Achieving an autonomous ready platform was a natural progression after the ability to integrate Bell ADTs with pedestrian detection systems (PDS), and collision avoidance systems (CAS) was incorporated as standard in 2019.

Bell autonomous hauler in action at a quarry
Since early 2020, Bell has been working with indurad and voestalpine running autonomus B30E ADTs at a lime quarry site in the Alps

Bell first demonstrated that cost-effective articulated hauler remote control is achievable with the right building blocks when it successfully operated a B45E with a video game controller.

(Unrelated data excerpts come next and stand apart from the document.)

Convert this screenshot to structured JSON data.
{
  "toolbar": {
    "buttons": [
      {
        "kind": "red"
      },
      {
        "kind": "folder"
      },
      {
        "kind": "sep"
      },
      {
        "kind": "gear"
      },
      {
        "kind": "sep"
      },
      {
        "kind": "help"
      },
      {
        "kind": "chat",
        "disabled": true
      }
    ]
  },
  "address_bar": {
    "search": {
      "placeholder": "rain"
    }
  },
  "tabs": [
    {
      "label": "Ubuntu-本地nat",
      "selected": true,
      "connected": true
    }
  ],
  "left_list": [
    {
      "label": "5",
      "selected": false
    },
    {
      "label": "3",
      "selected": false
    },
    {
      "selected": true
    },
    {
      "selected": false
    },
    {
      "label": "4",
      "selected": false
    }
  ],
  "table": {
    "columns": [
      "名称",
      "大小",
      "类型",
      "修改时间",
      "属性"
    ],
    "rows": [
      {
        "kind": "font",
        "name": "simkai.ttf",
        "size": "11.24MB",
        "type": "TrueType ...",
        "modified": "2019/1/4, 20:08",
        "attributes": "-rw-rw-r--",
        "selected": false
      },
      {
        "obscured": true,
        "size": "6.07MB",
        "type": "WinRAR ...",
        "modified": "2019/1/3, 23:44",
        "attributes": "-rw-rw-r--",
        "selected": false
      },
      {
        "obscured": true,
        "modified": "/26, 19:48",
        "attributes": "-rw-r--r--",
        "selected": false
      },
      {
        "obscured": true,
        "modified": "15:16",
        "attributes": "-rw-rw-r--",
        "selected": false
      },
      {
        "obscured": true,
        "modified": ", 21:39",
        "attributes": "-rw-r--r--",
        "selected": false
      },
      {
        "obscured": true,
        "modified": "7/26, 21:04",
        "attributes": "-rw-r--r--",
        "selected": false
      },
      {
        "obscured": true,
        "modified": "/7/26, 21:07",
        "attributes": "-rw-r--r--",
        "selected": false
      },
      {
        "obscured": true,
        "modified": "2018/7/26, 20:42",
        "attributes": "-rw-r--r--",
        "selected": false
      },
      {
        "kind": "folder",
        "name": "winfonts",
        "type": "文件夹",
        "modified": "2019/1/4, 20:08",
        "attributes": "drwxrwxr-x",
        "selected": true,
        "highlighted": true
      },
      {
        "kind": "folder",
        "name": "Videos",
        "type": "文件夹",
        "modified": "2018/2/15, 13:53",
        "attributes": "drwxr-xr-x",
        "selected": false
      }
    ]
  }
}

Since early 2020 the company has been working with indurad and voestalpine on a lime quarry site in the Alps, where the industrial radar specialist has fitted its iTruck autonomous haulage system (AHS) on Bell B30E ADTs with excellent results.

A collaboration with American safety and automation technology developer, Pronto AI, followed, and they officially launched their product at MINEXPO 2021 in Las Vegas in September. In the next few months, a fully-fledged test site will also be open to the public near Orlando, Florida, where three autonomously operated Bell B45Es and a Bell B50E will be working on an established sand mine.

An autonomous Bell ADT in action
One of Bell's B30E autonomous ADTs in action

"Autonomous vehicle operation is an exciting space to be working in," says Eben Lemmer, Bell Equipment's manager: Electrical and Software. "Not only is it aligned with the Fourth Industrial Revolution's objective of achieving higher levels of automation for greater process efficiencies and cost reduction, but we believe it will deliver safer vehicle behaviour by reducing the instances of human error and negate the impact of whole-body vibration on operators in the workplace."

Lemmer continued: "In most cases, an autonomous operation will also need the end customer to set up their site to work differently; there may be special traffic control measures, berms or even different roads needed. At this point in time, Bell has an autonomous ready solution available for customers that are interested in doing proof of concept work in their application."